Norwegian educator and politician

Carl Schulz (12 November 1851 – 15 August 1944) was a Norwegian educator and politician for the Liberal Party. He became known as a teacher of physics, electrotechnics and mineralogy before advancing to being school director.

==Personal life==
He was born in Trondheim as a son of attorney Laurentius Andreas Schulz and Christiane Wilhelmine Ulich. His grandfather was a German immigrant. He was a brother of educator Thomas Norberg Schulz, and thus a granduncle of architect Christian Norberg-Schulz and great-granduncle of opera singer Elizabeth Norberg-Schulz. In July 1889 in Trondhjem he married shipmaster's daughter Gudrun Boye (1866–1953). He died in August 1944 in Trondhjem, aged 92.

==Career==
He finished his secondary education at Trondhjem Cathedral School in 1871, studied philology for one and a half-year and then the sciences. He graduated with the cand.real. degree in 1877, and worked in Ås and Tromsø until May 1878. He was then hired as a teacher at Trondhjem Cathedral School. He also worked at a middle school in the city. In September 1893 he was hired as a teacher of physics, applied physics, electrotechnics and mineralogy at Trondhjem Technical School. He worked two jobs until being let go (following his own request) from Trondhjem Cathedral School in June 1894. Electrotechnics in particular was a new field, so he had to be an autodidact, with several study trips to continental Europe. He wrote the textbook Grundtræk af elektrotekniken in 1909. Trondhjem Technical School went through organizational changes in the 1910s, and Schulz was the school's director from July 1917 to his retirement in 1926.
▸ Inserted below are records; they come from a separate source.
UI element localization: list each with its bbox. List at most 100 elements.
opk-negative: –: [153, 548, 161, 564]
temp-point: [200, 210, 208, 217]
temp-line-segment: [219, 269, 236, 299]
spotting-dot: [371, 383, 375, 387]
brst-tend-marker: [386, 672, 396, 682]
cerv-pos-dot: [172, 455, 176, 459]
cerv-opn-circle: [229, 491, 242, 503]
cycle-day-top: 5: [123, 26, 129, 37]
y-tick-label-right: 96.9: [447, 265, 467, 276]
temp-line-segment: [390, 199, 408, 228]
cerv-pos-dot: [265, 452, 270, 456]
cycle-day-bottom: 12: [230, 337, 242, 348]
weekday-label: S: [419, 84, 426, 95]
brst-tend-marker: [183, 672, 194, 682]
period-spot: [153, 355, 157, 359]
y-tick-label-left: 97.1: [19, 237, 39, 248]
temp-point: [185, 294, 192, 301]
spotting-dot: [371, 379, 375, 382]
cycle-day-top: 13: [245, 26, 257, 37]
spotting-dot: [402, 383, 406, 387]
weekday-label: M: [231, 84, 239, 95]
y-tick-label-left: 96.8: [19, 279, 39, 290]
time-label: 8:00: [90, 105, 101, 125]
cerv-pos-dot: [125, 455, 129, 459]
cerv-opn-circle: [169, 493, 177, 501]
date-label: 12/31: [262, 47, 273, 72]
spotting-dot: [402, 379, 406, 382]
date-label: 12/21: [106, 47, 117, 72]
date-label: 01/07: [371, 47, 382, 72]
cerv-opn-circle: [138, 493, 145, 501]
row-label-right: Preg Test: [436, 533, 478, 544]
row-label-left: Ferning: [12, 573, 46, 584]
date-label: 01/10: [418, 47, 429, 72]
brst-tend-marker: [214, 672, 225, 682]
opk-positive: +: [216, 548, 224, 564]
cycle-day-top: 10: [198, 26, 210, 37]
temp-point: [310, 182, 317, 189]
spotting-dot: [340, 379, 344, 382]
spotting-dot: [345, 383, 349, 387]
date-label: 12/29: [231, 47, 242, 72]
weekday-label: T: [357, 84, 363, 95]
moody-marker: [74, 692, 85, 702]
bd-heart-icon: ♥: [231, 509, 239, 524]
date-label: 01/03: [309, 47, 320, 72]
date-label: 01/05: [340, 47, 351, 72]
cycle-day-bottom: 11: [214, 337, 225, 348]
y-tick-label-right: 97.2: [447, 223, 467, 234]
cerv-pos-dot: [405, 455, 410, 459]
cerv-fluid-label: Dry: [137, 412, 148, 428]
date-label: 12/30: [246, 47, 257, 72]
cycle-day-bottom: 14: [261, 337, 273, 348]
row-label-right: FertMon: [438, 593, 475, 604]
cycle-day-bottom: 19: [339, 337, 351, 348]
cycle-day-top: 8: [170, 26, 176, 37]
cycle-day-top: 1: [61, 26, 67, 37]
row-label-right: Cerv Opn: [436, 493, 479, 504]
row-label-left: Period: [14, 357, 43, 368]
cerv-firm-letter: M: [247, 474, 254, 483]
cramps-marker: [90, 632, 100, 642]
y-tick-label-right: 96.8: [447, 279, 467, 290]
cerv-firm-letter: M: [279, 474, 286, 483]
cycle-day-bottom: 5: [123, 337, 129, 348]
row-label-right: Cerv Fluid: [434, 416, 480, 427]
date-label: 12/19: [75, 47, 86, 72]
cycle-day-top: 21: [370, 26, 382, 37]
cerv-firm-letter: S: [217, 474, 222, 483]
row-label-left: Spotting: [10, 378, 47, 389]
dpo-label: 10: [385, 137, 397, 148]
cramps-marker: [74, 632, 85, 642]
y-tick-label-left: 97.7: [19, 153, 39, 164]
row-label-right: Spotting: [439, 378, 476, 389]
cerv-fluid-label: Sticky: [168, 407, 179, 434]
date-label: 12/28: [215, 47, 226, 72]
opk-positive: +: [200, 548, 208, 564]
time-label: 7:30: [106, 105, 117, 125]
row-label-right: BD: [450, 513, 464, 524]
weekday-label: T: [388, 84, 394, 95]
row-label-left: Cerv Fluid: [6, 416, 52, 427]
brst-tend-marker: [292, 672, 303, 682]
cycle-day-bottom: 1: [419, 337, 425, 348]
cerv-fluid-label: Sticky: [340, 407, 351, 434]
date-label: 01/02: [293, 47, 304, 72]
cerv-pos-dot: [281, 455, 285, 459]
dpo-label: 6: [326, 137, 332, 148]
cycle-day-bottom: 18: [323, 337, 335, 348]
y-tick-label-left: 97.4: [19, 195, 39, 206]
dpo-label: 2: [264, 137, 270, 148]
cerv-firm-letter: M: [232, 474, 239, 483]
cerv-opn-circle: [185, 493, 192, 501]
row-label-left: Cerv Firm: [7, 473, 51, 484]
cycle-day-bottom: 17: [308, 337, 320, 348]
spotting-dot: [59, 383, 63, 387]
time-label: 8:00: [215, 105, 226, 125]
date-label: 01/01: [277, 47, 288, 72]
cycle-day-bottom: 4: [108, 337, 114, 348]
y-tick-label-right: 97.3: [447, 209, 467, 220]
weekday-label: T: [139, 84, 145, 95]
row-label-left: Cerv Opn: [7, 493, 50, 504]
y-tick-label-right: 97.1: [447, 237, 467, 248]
He represented the Liberal Party in Trondhjem city council from 1902 to 1904, and participated in the planning of an electricity works at Lerfossen. He collected minerals for the Royal Norwegian Society of Sciences and Letters, managing their mineral collection from 1878 to 1936, and also donated some to Trondhjem Cathedral School. He also spent much spare time working for the trekking cause. A well-known tourist cabin in Sylan bears his name. He was an honorary member (1937) of the local Polytechnic Society, and was awarded the King's Medal of Merit in 1925.